In many ways, that discomfort and call to action is what ethnic studies—a field born from Bay Area college student strikes in the late 1960s—is known for. Advocates question if it makes sense for the state to take an approach that leads to shutting down more high school student conversations than it opens. Hundreds of high school students in California have already led walkouts to call for a cease-fire in Gaza. The real question may be whether parents can fathom their kids coming home ready to discuss the conflict from a different perspective. “That would make the issue more tangible, and that would make it so that more people cared,” Hammad says. “Maybe they would educate themselves.
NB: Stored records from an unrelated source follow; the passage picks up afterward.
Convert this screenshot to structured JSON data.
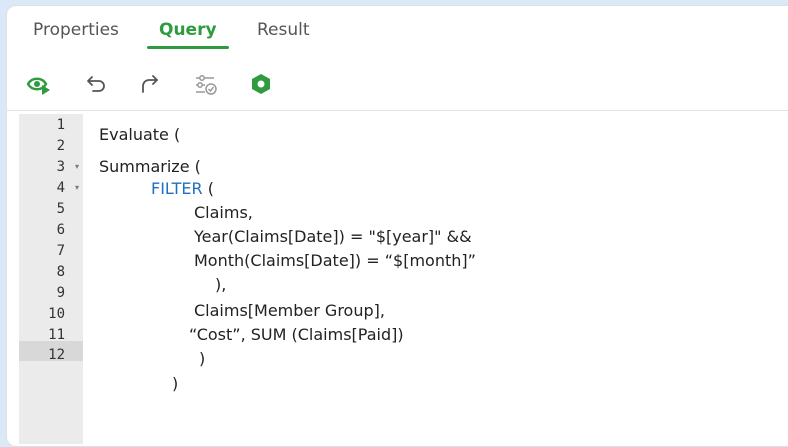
{
  "tabs": [
    {
      "label": "Properties",
      "active": false
    },
    {
      "label": "Query",
      "active": true
    },
    {
      "label": "Result",
      "active": false
    }
  ],
  "toolbar": {
    "icons": [
      "preview-run-icon",
      "undo-icon",
      "redo-icon",
      "settings-check-icon",
      "hexagon-icon"
    ]
  },
  "editor": {
    "line_numbers": [
      "1",
      "2",
      "3",
      "4",
      "5",
      "6",
      "7",
      "8",
      "9",
      "10",
      "11",
      "12"
    ],
    "fold_markers": [
      "▾",
      "▾"
    ],
    "lines": {
      "l1": "Evaluate (",
      "l3": "Summarize (",
      "l4_kw": "FILTER",
      "l4_rest": " (",
      "l5": "Claims,",
      "l6": "Year(Claims[Date]) = \"$[year]\" &&",
      "l7": "Month(Claims[Date]) = “$[month]”",
      "l8": "),",
      "l9": "Claims[Member Group],",
      "l10": "“Cost”, SUM (Claims[Paid])",
      "l11": ")",
      "l12": ")"
    }
  },
  "colors": {
    "accent": "#2e9b3e",
    "keyword": "#1f6fbf"
  }
}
Maybe they’d start saying something about it.”
This school year, Santa Ana Unified said the district will be working with representatives from all stakeholders, including Jewish, Palestinian, and Muslim communities to “create and refine our curriculum.” No lesson plans have been formulated. “The District itself has no political position on the Israeli-Palestinian conflict, just like the District would not take a political position on other global conflicts,” Fermin Leal, a district spokesperson, wrote in an e-mail. “However, we do understand that members in our community, including our students and families, share strong opinions on issues such as these.”
Now a first-year student at UC San Diego, Hammad still carries the memories of blatant Islamophobia from the Trump years alongside the jarring denial of her community’s history today. “It’s not apartheid,” “They conquered Palestine,” “It’s just how the world works,” she recalls being told.
It’s hard for her to separate the pushback to teaching about Palestinians from the ongoing violence against Palestinians in Gaza, and she notes that having spaces for students to talk about these issues is a necessary first step. “I can’t help but wonder if in 20 or 30 years, we’re going to be talking about this in schools and we’re gonna say, ‘Wow, this was terrible that this happened. I can’t believe the government did this,’” she says. “If people are not being educated on this—of course it’s going to happen again.”